Le monde englouti de James Graham BALLARD s'inscrit dans sa série dite des Quatre apocalypses, qu'il écrivit au tout début de sa carrière d'écrivain, chaque roman de la tétralogie s'intéressant aux effets d'une catastrophe naturelle sur la civilisation humaine.
Dans Le monde englouti une série d'explosions solaires a ainsi augmenté la température de la Terre, et un climat tropical règne sur l'ensemble de la planète. La faune et la flore sont revenus à ce qu'elles étaient au Trias, et l'homme n'a plus beaucoup de place dans ce monde surchauffé, étouffant et envahi par les eaux. Ayant fui les grandes villes et les continents recouverts de vastes forêts infestées de reptiles et d'insectes en tous genres, et arrosés continuellement de pluies diluviennes, les hommes vivent désormais dans des bases autour des pôles. Dans ce contexte, le biologiste Robert Kerans participe à une expédition scientifique sur le site englouti d'une ancienne capitale européenne, Londres.

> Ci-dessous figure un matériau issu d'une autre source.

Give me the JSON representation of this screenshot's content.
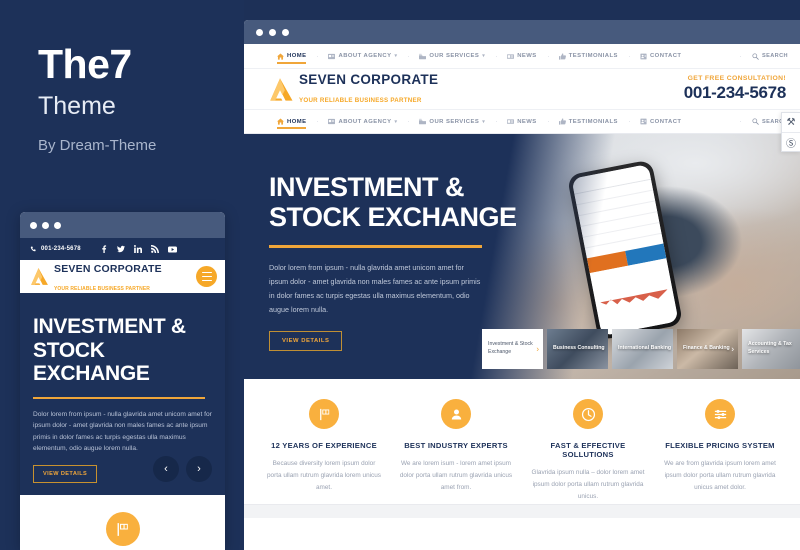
{
  "left_panel": {
    "title": "The7",
    "subtitle": "Theme",
    "byline": "By Dream-Theme"
  },
  "colors": {
    "navy": "#1d3159",
    "orange": "#f0a63a",
    "amber": "#f9b03e",
    "chrome": "#475a7d",
    "muted_text": "#9aa2b2"
  },
  "site": {
    "logo": {
      "name": "SEVEN CORPORATE",
      "tagline": "YOUR RELIABLE BUSINESS PARTNER",
      "mark_icon": "triangle-a-logo"
    },
    "cta": {
      "label": "GET FREE CONSULTATION!",
      "phone": "001-234-5678"
    },
    "nav": [
      {
        "label": "HOME",
        "icon": "home-icon",
        "active": true,
        "caret": false
      },
      {
        "label": "ABOUT AGENCY",
        "icon": "id-card-icon",
        "active": false,
        "caret": true
      },
      {
        "label": "OUR SERVICES",
        "icon": "briefcase-icon",
        "active": false,
        "caret": true
      },
      {
        "label": "NEWS",
        "icon": "newspaper-icon",
        "active": false,
        "caret": false
      },
      {
        "label": "TESTIMONIALS",
        "icon": "thumbs-up-icon",
        "active": false,
        "caret": false
      },
      {
        "label": "CONTACT",
        "icon": "contact-card-icon",
        "active": false,
        "caret": false
      }
    ],
    "search": {
      "label": "SEARCH",
      "icon": "search-icon"
    },
    "hero": {
      "title_line1": "INVESTMENT &",
      "title_line2": "STOCK EXCHANGE",
      "body": "Dolor lorem from ipsum - nulla glavrida amet unicom amet for ipsum dolor - amet glavrida non males fames ac ante ipsum primis in dolor fames ac turpis egestas ulla maximus elementum, odio augue lorem nulla.",
      "button": "VIEW DETAILS",
      "photo_alt": "hands-holding-smartphone-trading-app"
    },
    "carousel": [
      {
        "label": "Investment & Stock Exchange",
        "active": true
      },
      {
        "label": "Business Consulting",
        "active": false
      },
      {
        "label": "International Banking",
        "active": false
      },
      {
        "label": "Finance & Banking",
        "active": false
      },
      {
        "label": "Accounting & Tax Services",
        "active": false
      }
    ],
    "features": [
      {
        "icon": "flag-icon",
        "title": "12 YEARS OF EXPERIENCE",
        "body": "Because diversity lorem ipsum dolor porta ullam rutrum glavrida lorem unicus amet."
      },
      {
        "icon": "user-icon",
        "title": "BEST INDUSTRY EXPERTS",
        "body": "We are lorem isum -  lorem amet ipsum dolor porta ullam rutrum glavrida unicus amet from."
      },
      {
        "icon": "clock-icon",
        "title": "FAST & EFFECTIVE SOLLUTIONS",
        "body": "Glavrida ipsum nulla – dolor lorem amet  ipsum dolor porta ullam rutrum glavrida unicus."
      },
      {
        "icon": "sliders-icon",
        "title": "FLEXIBLE PRICING SYSTEM",
        "body": "We are from glavrida ipsum lorem amet  ipsum dolor porta ullam rutrum glavrida unicus amet dolor."
      }
    ]
  },
  "mobile": {
    "topbar": {
      "phone": "001-234-5678",
      "phone_icon": "phone-icon",
      "social": [
        "facebook-icon",
        "twitter-icon",
        "linkedin-icon",
        "rss-icon",
        "youtube-icon"
      ],
      "social_glyphs": [
        "f",
        "ᵛ",
        "in",
        "◔",
        "▶"
      ]
    },
    "menu_icon": "hamburger-menu-icon",
    "hero": {
      "title_line1": "INVESTMENT &",
      "title_line2": "STOCK",
      "title_line3": "EXCHANGE",
      "body": "Dolor lorem from ipsum - nulla glavrida amet unicom amet for ipsum dolor - amet glavrida non males fames ac ante ipsum primis in dolor fames ac turpis egestas ulla maximus elementum, odio augue lorem nulla.",
      "button": "VIEW DETAILS",
      "prev_icon": "chevron-left-icon",
      "next_icon": "chevron-right-icon",
      "prev_glyph": "‹",
      "next_glyph": "›"
    },
    "feature_icon": "flag-icon"
  },
  "tools_panel": [
    {
      "icon": "tools-icon",
      "glyph": "⚒"
    },
    {
      "icon": "settings-coin-icon",
      "glyph": "Ⓢ"
    }
  ]
}
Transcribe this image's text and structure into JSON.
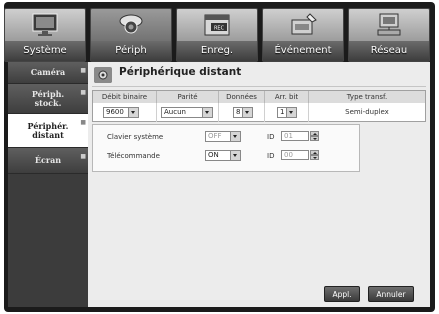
{
  "tabs": [
    {
      "label": "Système",
      "icon": "monitor-icon"
    },
    {
      "label": "Périph",
      "icon": "camera-icon"
    },
    {
      "label": "Enreg.",
      "icon": "record-icon"
    },
    {
      "label": "Événement",
      "icon": "event-icon"
    },
    {
      "label": "Réseau",
      "icon": "network-icon"
    }
  ],
  "sidebar": {
    "items": [
      {
        "label": "Caméra"
      },
      {
        "label": "Périph. stock."
      },
      {
        "label": "Périphér. distant"
      },
      {
        "label": "Écran"
      }
    ]
  },
  "panel": {
    "title": "Périphérique distant",
    "table": {
      "headers": [
        "Débit binaire",
        "Parité",
        "Données",
        "Arr. bit",
        "Type transf."
      ],
      "baud": "9600",
      "parity": "Aucun",
      "data_bits": "8",
      "stop_bit": "1",
      "transfer_type": "Semi-duplex"
    },
    "keyboard": {
      "label": "Clavier système",
      "state": "OFF",
      "id_label": "ID",
      "id_value": "01"
    },
    "remote": {
      "label": "Télécommande",
      "state": "ON",
      "id_label": "ID",
      "id_value": "00"
    }
  },
  "buttons": {
    "apply": "Appl.",
    "cancel": "Annuler"
  },
  "colors": {
    "frame": "#1b1b1b",
    "panel": "#ececec",
    "sidebar_active": "#ffffff"
  }
}
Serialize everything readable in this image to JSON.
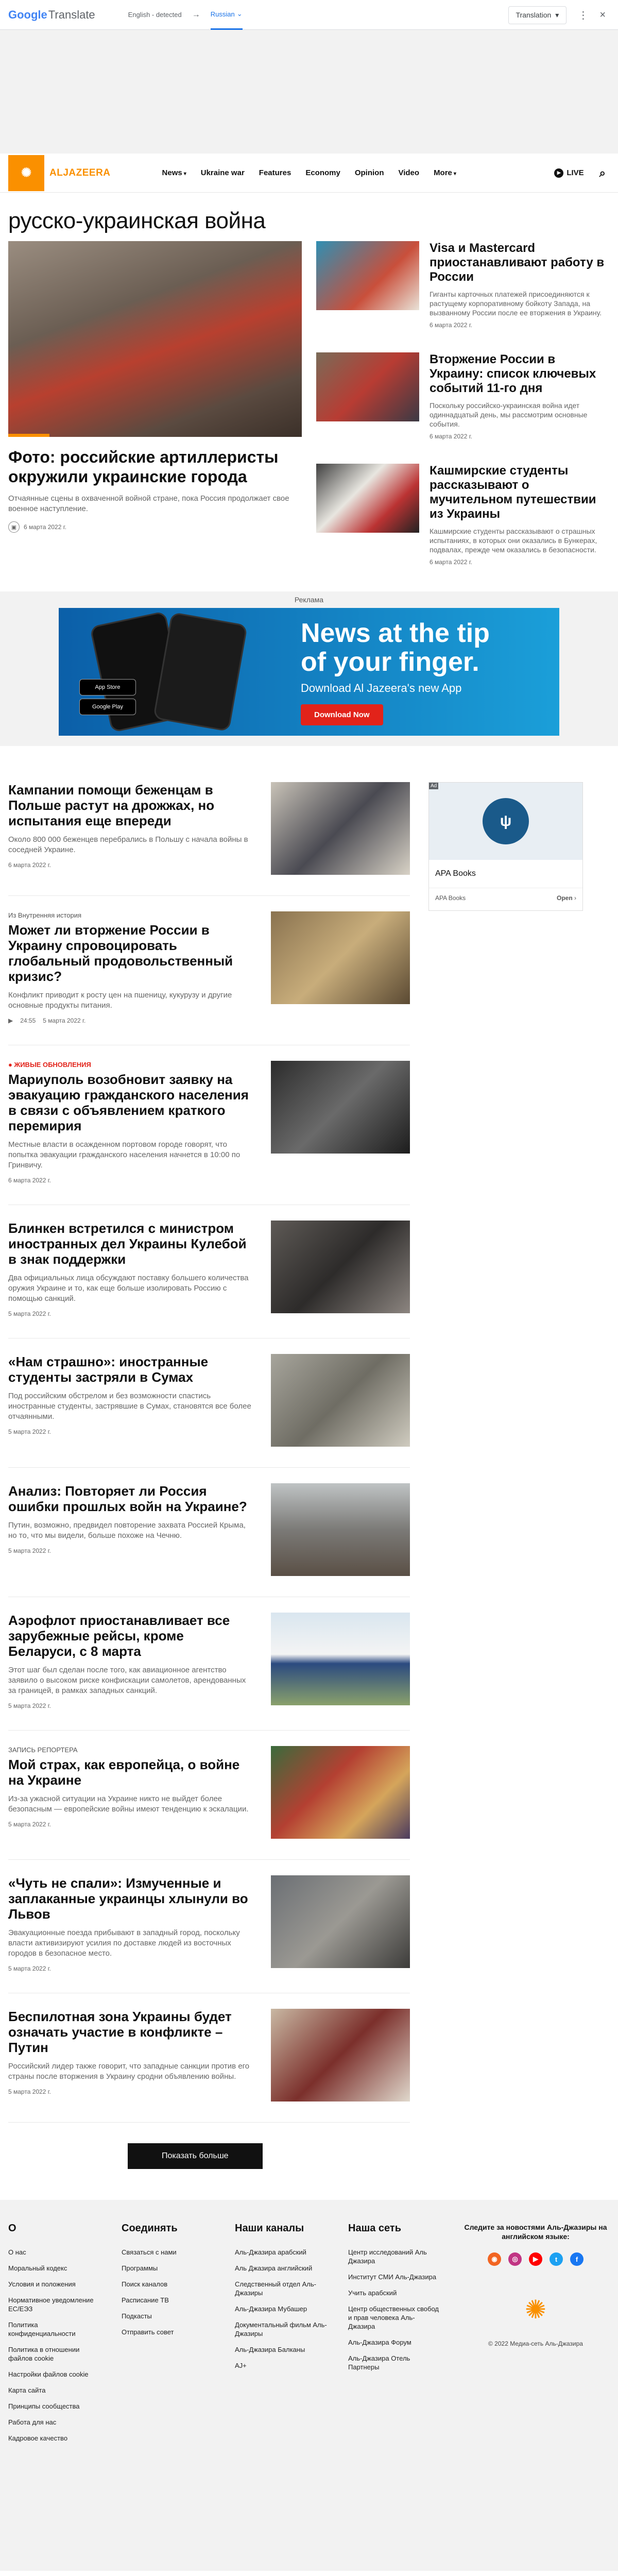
{
  "translate_bar": {
    "logo_google": "Google",
    "logo_translate": "Translate",
    "source_lang": "English - detected",
    "arrow": "→",
    "target_lang": "Russian",
    "target_caret": "⌄",
    "translation_button": "Translation",
    "more_icon": "⋮",
    "close_icon": "×"
  },
  "nav": {
    "logo_text": "ALJAZEERA",
    "links": [
      "News",
      "Ukraine war",
      "Features",
      "Economy",
      "Opinion",
      "Video",
      "More"
    ],
    "live": "LIVE"
  },
  "page_title": "русско-украинская война",
  "hero": {
    "title": "Фото: российские артиллеристы окружили украинские города",
    "desc": "Отчаянные сцены в охваченной войной стране, пока Россия продолжает свое военное наступление.",
    "date": "6 марта 2022 г."
  },
  "side": [
    {
      "title": "Visa и Mastercard приостанавливают работу в России",
      "desc": "Гиганты карточных платежей присоединяются к растущему корпоративному бойкоту Запада, на вызванному России после ее вторжения в Украину.",
      "date": "6 марта 2022 г."
    },
    {
      "title": "Вторжение России в Украину: список ключевых событий 11-го дня",
      "desc": "Поскольку российско-украинская война идет одиннадцатый день, мы рассмотрим основные события.",
      "date": "6 марта 2022 г."
    },
    {
      "title": "Кашмирские студенты рассказывают о мучительном путешествии из Украины",
      "desc": "Кашмирские студенты рассказывают о страшных испытаниях, в которых они оказались в Бункерах, подвалах, прежде чем оказались в безопасности.",
      "date": "6 марта 2022 г."
    }
  ],
  "ad_label": "Реклама",
  "banner": {
    "headline_1": "News at the tip",
    "headline_2": "of your finger.",
    "sub": "Download Al Jazeera's new App",
    "cta": "Download Now",
    "app_store": "App Store",
    "google_play": "Google Play",
    "phone_logo": "ALJAZEERA"
  },
  "articles": [
    {
      "kicker": "",
      "live": "",
      "title": "Кампании помощи беженцам в Польше растут на дрожжах, но испытания еще впереди",
      "desc": "Около 800 000 беженцев перебрались в Польшу с начала войны в соседней Украине.",
      "date": "6 марта 2022 г.",
      "duration": ""
    },
    {
      "kicker": "Из Внутренняя история",
      "live": "",
      "title": "Может ли вторжение России в Украину спровоцировать глобальный продовольственный кризис?",
      "desc": "Конфликт приводит к росту цен на пшеницу, кукурузу и другие основные продукты питания.",
      "date": "5 марта 2022 г.",
      "duration": "24:55"
    },
    {
      "kicker": "",
      "live": "ЖИВЫЕ ОБНОВЛЕНИЯ",
      "title": "Мариуполь возобновит заявку на эвакуацию гражданского населения в связи с объявлением краткого перемирия",
      "desc": "Местные власти в осажденном портовом городе говорят, что попытка эвакуации гражданского населения начнется в 10:00 по Гринвичу.",
      "date": "6 марта 2022 г.",
      "duration": ""
    },
    {
      "kicker": "",
      "live": "",
      "title": "Блинкен встретился с министром иностранных дел Украины Кулебой в знак поддержки",
      "desc": "Два официальных лица обсуждают поставку большего количества оружия Украине и то, как еще больше изолировать Россию с помощью санкций.",
      "date": "5 марта 2022 г.",
      "duration": ""
    },
    {
      "kicker": "",
      "live": "",
      "title": "«Нам страшно»: иностранные студенты застряли в Сумах",
      "desc": "Под российским обстрелом и без возможности спастись иностранные студенты, застрявшие в Сумах, становятся все более отчаянными.",
      "date": "5 марта 2022 г.",
      "duration": ""
    },
    {
      "kicker": "",
      "live": "",
      "title": "Анализ: Повторяет ли Россия ошибки прошлых войн на Украине?",
      "desc": "Путин, возможно, предвидел повторение захвата Россией Крыма, но то, что мы видели, больше похоже на Чечню.",
      "date": "5 марта 2022 г.",
      "duration": ""
    },
    {
      "kicker": "",
      "live": "",
      "title": "Аэрофлот приостанавливает все зарубежные рейсы, кроме Беларуси, с 8 марта",
      "desc": "Этот шаг был сделан после того, как авиационное агентство заявило о высоком риске конфискации самолетов, арендованных за границей, в рамках западных санкций.",
      "date": "5 марта 2022 г.",
      "duration": ""
    },
    {
      "kicker": "ЗАПИСЬ РЕПОРТЕРА",
      "live": "",
      "title": "Мой страх, как европейца, о войне на Украине",
      "desc": "Из-за ужасной ситуации на Украине никто не выйдет более безопасным — европейские войны имеют тенденцию к эскалации.",
      "date": "5 марта 2022 г.",
      "duration": ""
    },
    {
      "kicker": "",
      "live": "",
      "title": "«Чуть не спали»: Измученные и заплаканные украинцы хлынули во Львов",
      "desc": "Эвакуационные поезда прибывают в западный город, поскольку власти активизируют усилия по доставке людей из восточных городов в безопасное место.",
      "date": "5 марта 2022 г.",
      "duration": ""
    },
    {
      "kicker": "",
      "live": "",
      "title": "Беспилотная зона Украины будет означать участие в конфликте – Путин",
      "desc": "Российский лидер также говорит, что западные санкции против его страны после вторжения в Украину сродни объявлению войны.",
      "date": "5 марта 2022 г.",
      "duration": ""
    }
  ],
  "side_ad": {
    "tag": "Ad",
    "name": "APA Books",
    "sub": "APA Books",
    "open": "Open"
  },
  "show_more": "Показать больше",
  "footer": {
    "cols": [
      {
        "title": "О",
        "items": [
          "О нас",
          "Моральный кодекс",
          "Условия и положения",
          "Нормативное уведомление ЕС/ЕЭЗ",
          "Политика конфиденциальности",
          "Политика в отношении файлов cookie",
          "Настройки файлов cookie",
          "Карта сайта",
          "Принципы сообщества",
          "Работа для нас",
          "Кадровое качество"
        ]
      },
      {
        "title": "Соединять",
        "items": [
          "Связаться с нами",
          "Программы",
          "Поиск каналов",
          "Расписание ТВ",
          "Подкасты",
          "Отправить совет"
        ]
      },
      {
        "title": "Наши каналы",
        "items": [
          "Аль-Джазира арабский",
          "Аль Джазира английский",
          "Следственный отдел Аль-Джазиры",
          "Аль-Джазира Мубашер",
          "Документальный фильм Аль-Джазиры",
          "Аль-Джазира Балканы",
          "AJ+"
        ]
      },
      {
        "title": "Наша сеть",
        "items": [
          "Центр исследований Аль Джазира",
          "Институт СМИ Аль-Джазира",
          "Учить арабский",
          "Центр общественных свобод и прав человека Аль-Джазира",
          "Аль-Джазира Форум",
          "Аль-Джазира Отель Партнеры"
        ]
      }
    ],
    "social_title": "Следите за новостями Аль-Джазиры на английском языке:",
    "copyright": "© 2022 Медиа-сеть Аль-Джазира"
  },
  "colors": {
    "brand": "#fa9000",
    "live": "#e2231a",
    "link_blue": "#1a73e8"
  }
}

C'est sur cette base que BALLARD s'intéresse, non pas aux effets sensationnels qu'une telle catastrophe implique, mais à ses effets, moins impressionnants, mais tout autant dévastateurs, sur la psyché humaine. On distingue ainsi trois parties dans son récit. Dans la première, l'auteur pose le décor d'un Londres sous les eaux tropicales et nous présente les principaux protagonistes. Si une partie de ces derniers sont des militaires convaincus du caractère temporaire de leur expédition scientifique, d'autres, dont Robert Kerans, s'interrogent plus ou moins consciemment sur l'intérêt d'un retour vers la civilisation, au nord. Dans la deuxième partie du récit, la décision est prise, Kerans et deux autres membres de l'expédition restent sur place. Mais ce faisant ils sont à la merci d'une bande de mercenaires spécialisés dans le pillage des cités désertées. Car le retour en force de la nature ne concerne pas uniquement la faune et la flore, mais également les hommes dont les instincts primaires refont bien vite surface. Dès lors, la solution n'est-elle pas autre part que dans la fuite ou la passivité ? Ne vaut-il pas mieux affronter les éléments et se diriger vers le sud, quitte à remettre en cause la civilisation telle qu'elle subsiste péniblement et en fonder une nouvelle ? C'est en tout cas ce que suggère l'auteur dans la dernière partie de son roman.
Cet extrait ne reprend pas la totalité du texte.